Are Solar Panels Made From Coal?
Solar panels are made out of different types of materials but coal is not one of them. Moreover, some people argue that solar modules are not green as they represent. That’s because they assume that coal is being used for the production of solar panels.
Coal is not directly a part of a solar panel’s composition. However, you will still be able to see how coal is being used by some of the solar module manufacturers during the manufacturing process. The burning of coal could be used during the energy generation process. Factories and manufacturing plants need energy for the manufacturing of solar panels.
Silicon Vs. Coal
Even though sand is abundantly available as raw material, we still need heat to convert that into silicon. For such processes, some solar panel manufacturers are using coal to produce the heat energy for the melting process.

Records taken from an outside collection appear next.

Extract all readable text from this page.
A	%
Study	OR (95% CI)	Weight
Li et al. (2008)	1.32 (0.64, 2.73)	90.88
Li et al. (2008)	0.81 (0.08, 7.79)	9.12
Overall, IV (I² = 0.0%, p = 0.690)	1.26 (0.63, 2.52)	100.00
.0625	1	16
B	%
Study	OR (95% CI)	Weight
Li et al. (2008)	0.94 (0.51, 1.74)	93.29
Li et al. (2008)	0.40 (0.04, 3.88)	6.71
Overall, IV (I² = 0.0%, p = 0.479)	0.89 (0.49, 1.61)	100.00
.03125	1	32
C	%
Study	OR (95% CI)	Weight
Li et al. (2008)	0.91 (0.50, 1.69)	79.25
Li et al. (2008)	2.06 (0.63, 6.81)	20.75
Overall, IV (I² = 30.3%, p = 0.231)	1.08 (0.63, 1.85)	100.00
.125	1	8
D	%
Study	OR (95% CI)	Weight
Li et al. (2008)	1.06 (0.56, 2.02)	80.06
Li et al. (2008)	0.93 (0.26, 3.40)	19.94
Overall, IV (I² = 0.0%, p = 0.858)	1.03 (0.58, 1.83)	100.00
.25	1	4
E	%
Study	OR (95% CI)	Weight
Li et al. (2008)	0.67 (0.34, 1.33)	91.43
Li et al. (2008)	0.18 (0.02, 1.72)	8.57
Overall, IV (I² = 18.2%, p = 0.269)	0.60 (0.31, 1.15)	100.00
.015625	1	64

This is something that you will need to be mindful of, especially when you are purchasing solar modules.
Negative Impact of Coal to Solar Panel Industry
If you are concerned about the negative impact that is created by the burning of coal, you should stick to the solar panels that are manufactured without coal burning.
Final Thoughts: What Is A Solar Panel Made Up Of?
As stated in the first part of this article, around 10 elements comprise a whole solar panel, but it is mostly silicon. Each component has its own purposes and functions.
Additionally, although coal is not one of the components of a solar module, it is still possible that they are used by some manufacturers for the energy requirement during the process.
Finally, it is always amazing to realize how a combination of sands and other raw materials could produce a sustainable energy-generating product. As solar panel prices dramatically go down, it will be a smart move towards a sustainable way of living!